A current paper of mine addresses this situation by invoking "angelic nondeterminism", where operations like the last reinterpret_cast above produce whatever value is needed to avoid undefined behavior (so long as such a value exists). The paper also adjusts the definition of important terms like "trivially copyable" precisely because of the unfortunate alternative of either imbuing all data with provenance or producing paradoxical behavior from bitwise copies. The C committee has been working on a similar idea where the equivalent cast produces a pointer value that can be used as if it were &x+1 or &y but only ever in one such fashion.
If we're going to support such cases, there's no point in suggesting that qr somehow has the right address but a potentially wrong pointer value that might need std::launder. As for the unknown user input, the rule is that the program must avoid undefined operations for any choices of unspecified behavior (e.g., the addresses at which objects are placed) but only for actual choices of input. The standard doesn't explicitly address the situation of input to the program that is contingent on its prior output, but a recent paper of mine causes the output of reinterpret_cast<uintptr_t>(p) to constrain the execution such that user input that "happens" to provide the correct value must work with any reasonable semantics for mid-execution input. The compiler does not need impossible knowledge about the correctness of the user input; it must merely generate a program image whose behavior is correct in that case. (For many other inputs, the program's behavior is unconstrained.)

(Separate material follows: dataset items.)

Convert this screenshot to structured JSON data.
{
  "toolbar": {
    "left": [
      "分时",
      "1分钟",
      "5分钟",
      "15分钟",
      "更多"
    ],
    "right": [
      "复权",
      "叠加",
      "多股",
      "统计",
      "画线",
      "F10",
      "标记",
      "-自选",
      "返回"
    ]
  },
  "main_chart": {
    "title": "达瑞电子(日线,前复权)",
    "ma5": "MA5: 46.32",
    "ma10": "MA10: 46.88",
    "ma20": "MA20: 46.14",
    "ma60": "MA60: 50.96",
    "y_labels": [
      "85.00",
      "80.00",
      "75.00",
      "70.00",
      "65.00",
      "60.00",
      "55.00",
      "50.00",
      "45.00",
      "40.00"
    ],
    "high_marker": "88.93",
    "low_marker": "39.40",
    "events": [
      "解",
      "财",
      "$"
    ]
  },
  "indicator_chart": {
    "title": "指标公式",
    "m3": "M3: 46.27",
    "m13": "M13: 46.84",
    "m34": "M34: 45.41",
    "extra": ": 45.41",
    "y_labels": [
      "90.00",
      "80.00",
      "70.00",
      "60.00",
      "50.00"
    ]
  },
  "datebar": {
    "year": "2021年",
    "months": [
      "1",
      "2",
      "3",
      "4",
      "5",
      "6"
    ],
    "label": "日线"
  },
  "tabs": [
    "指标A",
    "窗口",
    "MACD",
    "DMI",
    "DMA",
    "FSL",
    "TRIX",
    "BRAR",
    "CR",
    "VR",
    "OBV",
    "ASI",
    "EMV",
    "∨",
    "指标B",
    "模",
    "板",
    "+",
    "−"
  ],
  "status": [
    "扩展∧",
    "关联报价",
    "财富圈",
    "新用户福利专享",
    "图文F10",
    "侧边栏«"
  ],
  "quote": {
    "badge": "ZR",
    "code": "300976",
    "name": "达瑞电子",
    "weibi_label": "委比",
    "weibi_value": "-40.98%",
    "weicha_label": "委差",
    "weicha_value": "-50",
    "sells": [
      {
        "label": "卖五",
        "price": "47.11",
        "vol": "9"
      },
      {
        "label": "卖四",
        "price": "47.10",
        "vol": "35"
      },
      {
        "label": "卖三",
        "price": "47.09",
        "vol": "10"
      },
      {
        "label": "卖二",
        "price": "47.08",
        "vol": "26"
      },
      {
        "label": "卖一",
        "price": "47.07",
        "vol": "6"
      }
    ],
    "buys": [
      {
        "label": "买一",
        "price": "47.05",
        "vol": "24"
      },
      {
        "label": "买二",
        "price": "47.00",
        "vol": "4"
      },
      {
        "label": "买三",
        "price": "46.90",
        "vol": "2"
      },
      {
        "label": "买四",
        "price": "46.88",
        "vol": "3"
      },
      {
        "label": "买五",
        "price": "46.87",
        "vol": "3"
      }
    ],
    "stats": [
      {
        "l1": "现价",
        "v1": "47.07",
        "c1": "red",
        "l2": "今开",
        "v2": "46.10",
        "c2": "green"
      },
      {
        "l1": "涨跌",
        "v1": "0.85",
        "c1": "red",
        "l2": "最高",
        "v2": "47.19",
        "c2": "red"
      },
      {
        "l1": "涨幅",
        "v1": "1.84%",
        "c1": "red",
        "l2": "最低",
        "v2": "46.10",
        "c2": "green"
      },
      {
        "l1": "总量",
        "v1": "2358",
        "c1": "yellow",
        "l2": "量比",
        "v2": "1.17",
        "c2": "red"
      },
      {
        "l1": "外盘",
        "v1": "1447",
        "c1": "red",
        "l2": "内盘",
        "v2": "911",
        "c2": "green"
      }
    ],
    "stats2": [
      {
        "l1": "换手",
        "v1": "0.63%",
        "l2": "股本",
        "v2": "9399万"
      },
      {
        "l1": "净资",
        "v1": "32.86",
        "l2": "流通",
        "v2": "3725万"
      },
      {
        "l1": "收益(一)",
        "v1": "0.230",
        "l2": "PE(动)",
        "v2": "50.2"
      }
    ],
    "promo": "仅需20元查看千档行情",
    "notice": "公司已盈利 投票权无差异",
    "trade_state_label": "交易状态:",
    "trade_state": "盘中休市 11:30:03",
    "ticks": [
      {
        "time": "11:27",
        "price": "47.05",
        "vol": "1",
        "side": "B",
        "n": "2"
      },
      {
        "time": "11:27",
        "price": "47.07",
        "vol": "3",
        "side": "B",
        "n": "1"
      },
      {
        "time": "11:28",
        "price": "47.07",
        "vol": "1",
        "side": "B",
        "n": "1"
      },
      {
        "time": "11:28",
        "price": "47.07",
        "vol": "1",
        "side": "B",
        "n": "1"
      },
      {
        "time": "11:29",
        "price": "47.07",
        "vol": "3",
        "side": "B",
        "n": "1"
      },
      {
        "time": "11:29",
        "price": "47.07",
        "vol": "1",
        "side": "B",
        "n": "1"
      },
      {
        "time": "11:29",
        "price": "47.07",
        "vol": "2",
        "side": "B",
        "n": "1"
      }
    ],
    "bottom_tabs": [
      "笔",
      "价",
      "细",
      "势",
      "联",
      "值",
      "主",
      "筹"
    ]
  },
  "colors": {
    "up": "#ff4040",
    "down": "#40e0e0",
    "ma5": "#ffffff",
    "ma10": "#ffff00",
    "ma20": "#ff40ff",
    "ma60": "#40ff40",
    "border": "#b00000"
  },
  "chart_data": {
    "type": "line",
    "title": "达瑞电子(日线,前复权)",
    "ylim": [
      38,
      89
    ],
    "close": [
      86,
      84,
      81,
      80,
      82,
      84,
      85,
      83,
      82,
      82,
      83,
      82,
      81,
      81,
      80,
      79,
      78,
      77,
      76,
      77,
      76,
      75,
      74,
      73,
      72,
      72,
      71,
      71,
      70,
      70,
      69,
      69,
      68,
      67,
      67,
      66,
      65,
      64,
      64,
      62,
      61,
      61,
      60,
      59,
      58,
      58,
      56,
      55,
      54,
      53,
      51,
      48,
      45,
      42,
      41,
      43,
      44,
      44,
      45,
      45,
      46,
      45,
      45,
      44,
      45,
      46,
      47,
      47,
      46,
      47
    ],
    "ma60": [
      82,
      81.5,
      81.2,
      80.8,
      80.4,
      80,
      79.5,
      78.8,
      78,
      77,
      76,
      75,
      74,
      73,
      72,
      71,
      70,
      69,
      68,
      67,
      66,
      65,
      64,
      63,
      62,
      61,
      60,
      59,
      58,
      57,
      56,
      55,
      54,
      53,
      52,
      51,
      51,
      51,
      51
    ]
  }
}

In the second example, the assertion can fail: the implementation is not required to produce the same std::uintptr_t value even from the same pointer value twice, let alone different pointer values that have the same address. However, in the typical case where the assertion passes, yes (with my paper or the WG14 proposal) you can use display_and_input to obtain a pointer to either level of the array. You nonetheless need the assertion (or some other test) guarding the round-trip cast: since the implementation is allowed to produce more interesting integer versions of pointers, it is welcome to declare that in any case where you did not check the equality you do not get the "other" pointer value that you want and you suffer undefined behavior when you try to use it.
This threat is important for optimization, since it gives force to the restriction that an array and its first element are not pointer-interconvertible even though they have the same address: any code that has observed that the integer versions are identical has done the equivalent of having the outer pointer escape such that the optimizations based on the restricted range of the inner pointer are already unavailable. (The implementation does not need to ever actually produce such an interesting integer: it's sufficient to document an unspecified choice as part of the implementation-defined mapping, since either the program has undefined behavior thanks to that unspecified choice or the implementation can choose the boring answer for the actual execution.)